The strengths of this study consist of standardized measurement techniques and assessment of sex-specific association by considering components of dysglycemia (IFG and IGT) separately.

A number of important limitations need to be considered. First, our sample size was limited, resulting in wide confidence intervals and insignificant P-values. In addition to our exploratory study, this relationship definitely should be reexamined in future confirmatory studies with larger sample sizes. However, most of our insignificant effect sizes were located in trivial zones (0.8–1.2), which were independent of sample size [32]. Second, more than 30% of our recruited participants were missed due to missing data. Although there were statistically significant differences between respondents and non-respondents, the values of differences were not clinically significant. Third, our study population included only urban residents of Tehran, and our findings may not be generalizable to rural areas. Fourth, TG/HDL-C was found as a predictor of IR among Tehranian residents [28]; however, TG/HDL-C has not been validated as a surrogate of IR among Iranian adults. Finally, data were not available for some potential hypertension predictors such as air pollution, dietary factors, and family history of hypertension.

Conclusion

To sum up, among Tehranian men, hypertension development was more influenced by the progression of dysglycemia (especially incident IGT) than snapshot assessment of glycemic state.

Summary

What is known about topic

  • It was suggested that prediabetes and diabetes increased the risk of incident hypertension.
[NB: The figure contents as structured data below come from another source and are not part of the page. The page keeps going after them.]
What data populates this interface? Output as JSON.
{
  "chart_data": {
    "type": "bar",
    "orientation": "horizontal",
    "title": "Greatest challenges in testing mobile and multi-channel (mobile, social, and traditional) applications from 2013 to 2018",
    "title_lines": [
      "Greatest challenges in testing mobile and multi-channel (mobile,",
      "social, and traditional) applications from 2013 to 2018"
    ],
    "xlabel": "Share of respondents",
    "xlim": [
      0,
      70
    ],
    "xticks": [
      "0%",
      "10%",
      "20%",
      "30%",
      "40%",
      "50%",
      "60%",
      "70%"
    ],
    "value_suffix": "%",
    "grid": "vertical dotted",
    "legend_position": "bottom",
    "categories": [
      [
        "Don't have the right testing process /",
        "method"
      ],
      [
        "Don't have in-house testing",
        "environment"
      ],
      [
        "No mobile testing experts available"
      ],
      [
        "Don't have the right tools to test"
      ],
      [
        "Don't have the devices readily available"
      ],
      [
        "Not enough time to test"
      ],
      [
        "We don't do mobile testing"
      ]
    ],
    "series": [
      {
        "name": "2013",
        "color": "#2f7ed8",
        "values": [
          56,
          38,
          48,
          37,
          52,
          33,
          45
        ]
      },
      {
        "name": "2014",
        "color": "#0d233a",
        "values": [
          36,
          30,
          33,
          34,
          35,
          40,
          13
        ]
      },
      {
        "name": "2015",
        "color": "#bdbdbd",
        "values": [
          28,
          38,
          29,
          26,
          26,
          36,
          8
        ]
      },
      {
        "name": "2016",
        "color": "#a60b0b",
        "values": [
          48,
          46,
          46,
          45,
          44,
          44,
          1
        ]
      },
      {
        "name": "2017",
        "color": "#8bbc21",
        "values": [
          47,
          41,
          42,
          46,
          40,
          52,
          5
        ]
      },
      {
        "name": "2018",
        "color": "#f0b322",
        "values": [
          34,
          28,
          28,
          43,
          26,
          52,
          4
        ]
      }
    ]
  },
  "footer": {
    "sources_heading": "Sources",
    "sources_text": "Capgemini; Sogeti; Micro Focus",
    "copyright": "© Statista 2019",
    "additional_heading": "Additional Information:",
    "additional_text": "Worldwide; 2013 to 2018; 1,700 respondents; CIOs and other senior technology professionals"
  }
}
  • However, the relation of change in glycemic state was not clearly investigated.

  • There is only one cohort study about this issue that found the progression of glycemic state as a strong determinant of hypertension.

What this study adds

  • In this population-based prospective study, we examined the association between 3–year changes in glycemic state with incident hypertension.

  • During over 9 years of follow-up, we found that change in glycemic state had not a significant association with hypertension development among women.

  • For men, incident IGT showed a significant higher risk, compared to remaining NGT.